Bei Männern ist das vorrangig die Bauchpartie, bei Frauen sind es Beine, Hüften usw. Wenn
du schon genug gegessen hast - so merkwürdig das auch klingen mag - dann wird der
gesunde Apfel in Fett umgewandelt, dann nimmst du vom Apfel zu!
Nun scheint in meiner Argumentation ein Loch zu sein:
„Die tägliche
Kalorienbilanz wird doch durch Laufen günstig beeinflusst, weil ich dabei
erheblich mehr Kalorien verbrauche!” - Das ist richtig, aber leider nicht zu
Ende gedacht: Dein Körper wird durch vermehrten Hunger die verbrauchten Kalorien
wieder einfordern. Und du wirst essen. Wenn nicht, was wäre es anders als die
übliche
nutzlose Hungerdiät?
Wenn du mir nicht glaubst, stell dich bei nächster Gelegenheit an der
Laufstrecke eines Marathonwettbewerbes auf. Stundenlang werden dich schlanke und
drahtige Läufer passieren. Aber wenn etwa 2/3 des Feldes vorbei und ca. 4:30
Stunden um sind, wirst du vermehrt Läufer beobachten, die ihre
Fettpolster unter der luftigen Bekleidung nicht verbergen können ... Spätestens
dann solltest du dir die Frage stellen, wie das sein kann: Wie können Menschen
einen Marathon laufen, darauf monatelang trainieren, um die 50, 60 Kilometer pro
Woche und dann immer noch Übergewicht mit sich 'rumtragen? Mehr laufen
macht mehr Hunger - auch mehr Hunger auf die Kaloriensünden der Vergangenheit.

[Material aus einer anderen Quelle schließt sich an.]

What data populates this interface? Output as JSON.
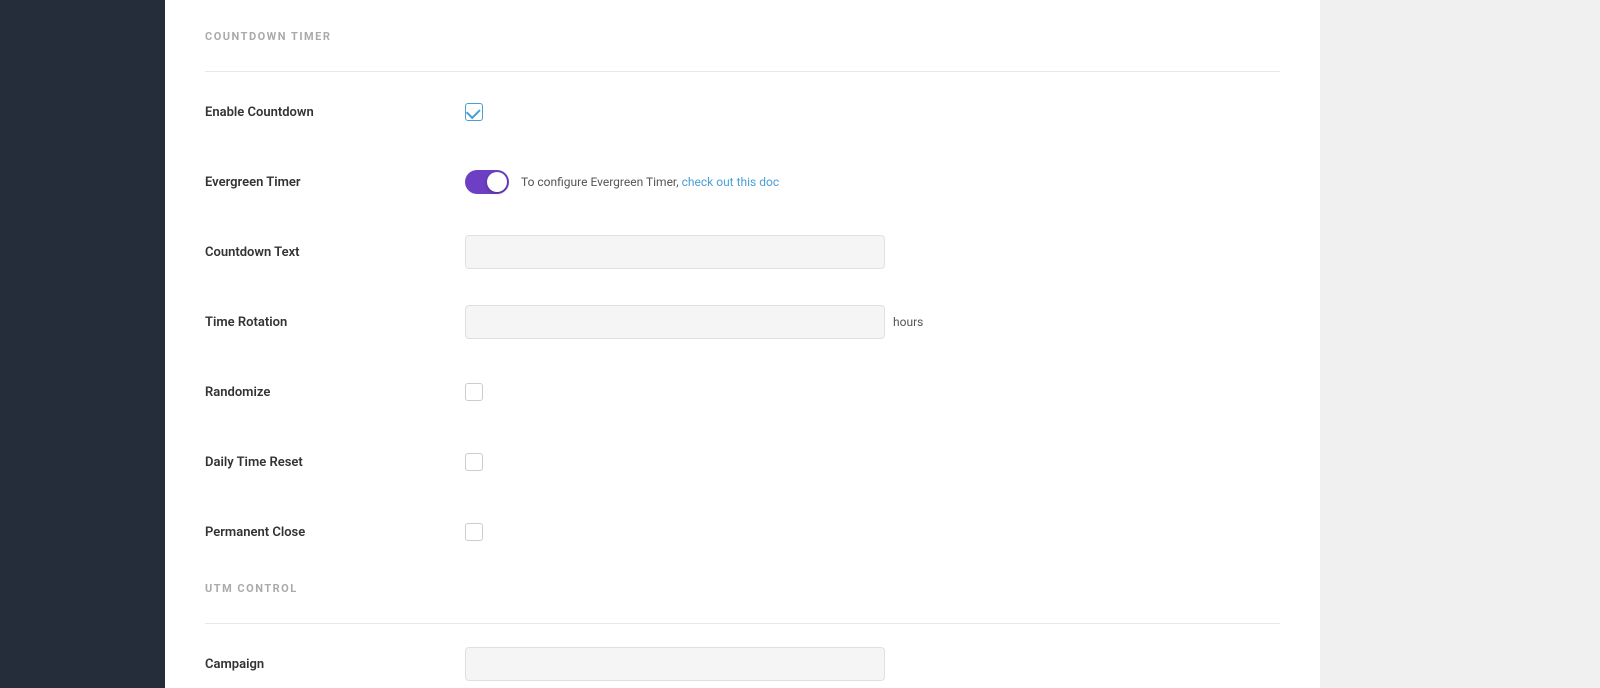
{
  "sidebar": {
    "background": "#252d3a"
  },
  "countdown_section": {
    "title": "COUNTDOWN TIMER",
    "fields": [
      {
        "id": "enable-countdown",
        "label": "Enable Countdown",
        "type": "checkbox",
        "checked": true
      },
      {
        "id": "evergreen-timer",
        "label": "Evergreen Timer",
        "type": "toggle",
        "enabled": true,
        "helper_text": "To configure Evergreen Timer, ",
        "link_text": "check out this doc",
        "link_href": "#"
      },
      {
        "id": "countdown-text",
        "label": "Countdown Text",
        "type": "text",
        "placeholder": "",
        "value": ""
      },
      {
        "id": "time-rotation",
        "label": "Time Rotation",
        "type": "text-suffix",
        "suffix": "hours",
        "placeholder": "",
        "value": ""
      },
      {
        "id": "randomize",
        "label": "Randomize",
        "type": "checkbox",
        "checked": false
      },
      {
        "id": "daily-time-reset",
        "label": "Daily Time Reset",
        "type": "checkbox",
        "checked": false
      },
      {
        "id": "permanent-close",
        "label": "Permanent Close",
        "type": "checkbox",
        "checked": false
      }
    ]
  },
  "utm_section": {
    "title": "UTM CONTROL",
    "fields": [
      {
        "id": "campaign",
        "label": "Campaign",
        "type": "text",
        "placeholder": "",
        "value": ""
      }
    ]
  }
}
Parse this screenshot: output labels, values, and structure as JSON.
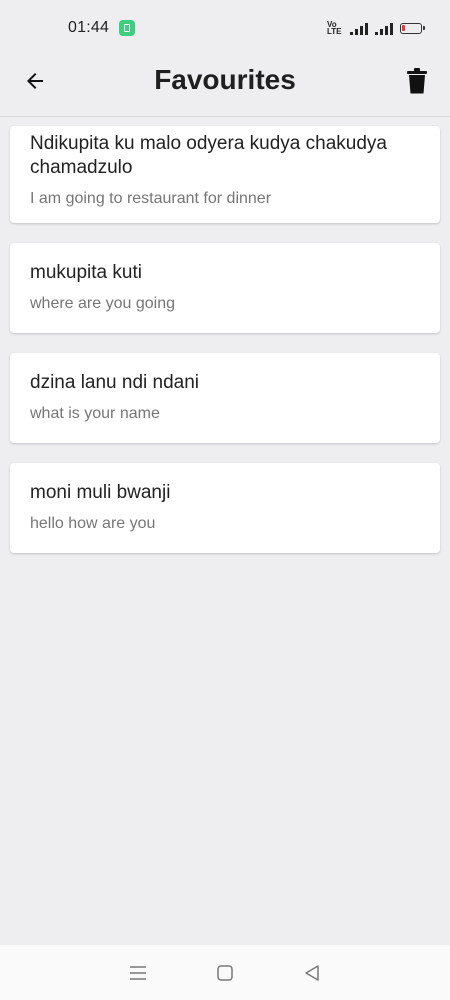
{
  "status_bar": {
    "time": "01:44",
    "network_label": "VoLTE",
    "icons": [
      "app-notification-icon",
      "volte-icon",
      "signal-icon",
      "signal-icon",
      "battery-icon"
    ],
    "battery_color": "#e53935"
  },
  "header": {
    "title": "Favourites",
    "back_icon": "arrow-left-icon",
    "delete_icon": "trash-icon"
  },
  "favourites": [
    {
      "phrase": "Ndikupita ku malo odyera kudya chakudya chamadzulo",
      "translation": "I am going to restaurant for dinner"
    },
    {
      "phrase": "mukupita kuti",
      "translation": "where are you going"
    },
    {
      "phrase": "dzina lanu ndi ndani",
      "translation": "what is your name"
    },
    {
      "phrase": "moni muli bwanji",
      "translation": "hello how are you"
    }
  ],
  "nav_bar": {
    "icons": [
      "menu-icon",
      "home-icon",
      "back-triangle-icon"
    ]
  }
}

„Also keine Hoffnung, keine Lösung?” - Doch, aber es ist dieselbe, die auch ganz
ohne Diät und Laufen zum Erfolg führt: Ändere jenes Verhalten, das dein
Übergewicht verursacht hat! Vermutlich hast du zu viel fettreiche und / oder
süße Kost gegessen
und möglicherweise zu viel Gesüßtes und / oder Alkoholisches getrunken. Und da
musst du ansetzen. Iss und trinke anders als bisher. Dann allerdings wird dich
dein gleichzeitiges Lauftraining innerhalb kurzer Zeit in einen schlanken
Menschen verwandeln, den du schon lange vergessen hattest …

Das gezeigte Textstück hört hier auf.